Машинка старается, крошит воздух красными лопастями. Летун глядит прямо вперед. Закат краснит одну (и только одну) сторону его лица.

Куда, зачем он спешит?

Здесь надо идти пешком и думать не о делах (им нет конца), а об Эрике.

Я пью кофе. Я думаю теперь о фитахе — разгадка его все уходит. Я думаю о когда-то погасшем солнце этой планеты (а ведь горит), о Вивиан Отис и Эрике, их удивительной любви.

Взлаивают собаки, светятся шляпки грибов — равнина покрыта ими. Они будут светиться еще часа два-три, а там и погаснут. На рассвете.

Эрик садится — скрываются его рыжие космы. Испарения поднимаются вверх и прижимаются к стеклам. Шевелится зелень, тянется вверх. Пружинистые сяжки царапают стекло, тысячи нелепых коготков. Они просятся ко мне.

— Откройся! — командует кто-то.

Окно с шуршанием отходит. Запах ванили, толпа стеблей. В листьях мигают их широкие травяные глаза.

Отчего глаза? Что они видят? Тайна, тайна…

— Ха! Вот он ты!

В окно просовывается голова Гришки Отиса.

Живоросток игриво обвил шею Отиса и зеленым крючком трогал мочку его большого и плоского, как оладья, уха.

И скворчит, скворчит ему что-то.

— Вот ты куда забрался.

Отис дышал тяжело. Рубашка расстегнулась, оголив шею.

— Отщепенец!

Отис влез в окно, оборвав кучу ростков, и сел за мой столик. Он улыбался мне пьяновато и жалко: виноградники здесь отличные, лучшие во всех мирах.

Вдруг схватил мою руку и стал благодарить меня. Я так и не понял, за что.

— Спасибо, — говорил мне Отис. — Спасибо.

— За что? — спросил я и понял: пропал мой одинокий вечер.

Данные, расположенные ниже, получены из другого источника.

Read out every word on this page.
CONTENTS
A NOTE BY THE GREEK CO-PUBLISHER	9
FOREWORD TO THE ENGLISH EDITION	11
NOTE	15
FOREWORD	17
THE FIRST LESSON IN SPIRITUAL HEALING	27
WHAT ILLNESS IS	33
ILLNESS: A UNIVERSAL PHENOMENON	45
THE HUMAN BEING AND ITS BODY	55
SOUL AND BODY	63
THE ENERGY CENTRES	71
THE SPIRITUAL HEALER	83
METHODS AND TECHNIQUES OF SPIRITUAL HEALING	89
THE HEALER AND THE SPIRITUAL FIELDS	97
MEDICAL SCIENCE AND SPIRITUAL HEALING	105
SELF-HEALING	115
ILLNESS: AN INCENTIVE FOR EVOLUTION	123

Гришка Отис цеплялся за руку и уговаривал:

— Пойдем к нам, не будь таким. Поешь домашнего, вкусного, сытного.

— Не, — говорил я. — Не.

Я представил себе его семейку, его родичей. Занудные, унылые типы, как и он. Их много — человек двадцать дедушек, сто двадцать бабушек, тысячи внучек и собак.

— Пойдем, — ныл Гришка. — Ты мне нужен. Посмотришь, посмотришь.

— Не, — говорил я.

— А сестренка-то у меня Вивиан Отис. Эрикова!.. Понимаешь?..

И он подмигнул. Я словно лбом ударился. Вивиан Отис и Эрик?.. И Гришка Отис, наш бортмеханик? Муть какая-то.